The day before Charlie was officially diagnosed my friend Christie brought us a plant to Charlie's hospital room. I still have it and I've developed a strange superstition regarding it...for some reason I MUST make sure it's watered and that it doesn't die. I once freaked out on Matt because it had gone too long between waterings and he didn't really understand what the big deal was. I explained to him, whispered to him actually, that this plant sort of mirrored Charlie's life to me. If I can keep it alive and healthy, than I can keep Charlie alive and healthy. It's crazy, I know, but I can't help it. That plant has been with us since the beginning, and was in the room with us when the blinds were drawn and the doctor sat us down to deliver the devastating news.

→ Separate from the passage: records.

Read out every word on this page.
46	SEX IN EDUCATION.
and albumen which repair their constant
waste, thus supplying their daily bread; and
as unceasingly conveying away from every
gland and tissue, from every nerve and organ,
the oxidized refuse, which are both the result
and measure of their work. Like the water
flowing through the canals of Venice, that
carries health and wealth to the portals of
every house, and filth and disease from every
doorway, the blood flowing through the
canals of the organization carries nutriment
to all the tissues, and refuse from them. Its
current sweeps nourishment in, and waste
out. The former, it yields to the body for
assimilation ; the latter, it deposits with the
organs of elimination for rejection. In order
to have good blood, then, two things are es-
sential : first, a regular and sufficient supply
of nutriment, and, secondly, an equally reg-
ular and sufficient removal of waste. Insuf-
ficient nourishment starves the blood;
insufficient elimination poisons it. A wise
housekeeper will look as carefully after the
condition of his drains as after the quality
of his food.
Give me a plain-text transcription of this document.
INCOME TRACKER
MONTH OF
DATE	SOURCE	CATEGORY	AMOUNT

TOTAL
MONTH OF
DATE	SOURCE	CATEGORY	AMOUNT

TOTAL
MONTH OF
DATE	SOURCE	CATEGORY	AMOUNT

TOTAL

It seems to thrive when Charlie thrives and it also seems to wilt when Charlie is having a rough day and seemingly 'wilting' herself. I also find it extremely difficult to delete photos. I take HUNDREDS a week on our camera and my iPhone, and of course, many are blurry or just generally awful pictures, but whenever I set it up to delete a few, I usually cant seem to hit the button. I'm worried I'll regret it someday when she's no longer with us...even if we have a million other pictures and videos of her. On the other hand, sometimes when I'm taking pictures or making videos of Charlie, I'll question whether it's the healthy thing to do as well...will i just end up torturing myself with them someday?

An uplifting post I know, but I gotta get it out. Nestled in between all of the negative thoughts and feelings are images of the most beautiful baby girl in the word. Little toes, sky blue eyes, triceratops lips, flaming red hair, tiny coos and giggles, grins from ear to ear, snuggles...luckily the in between is so much bigger than the negative.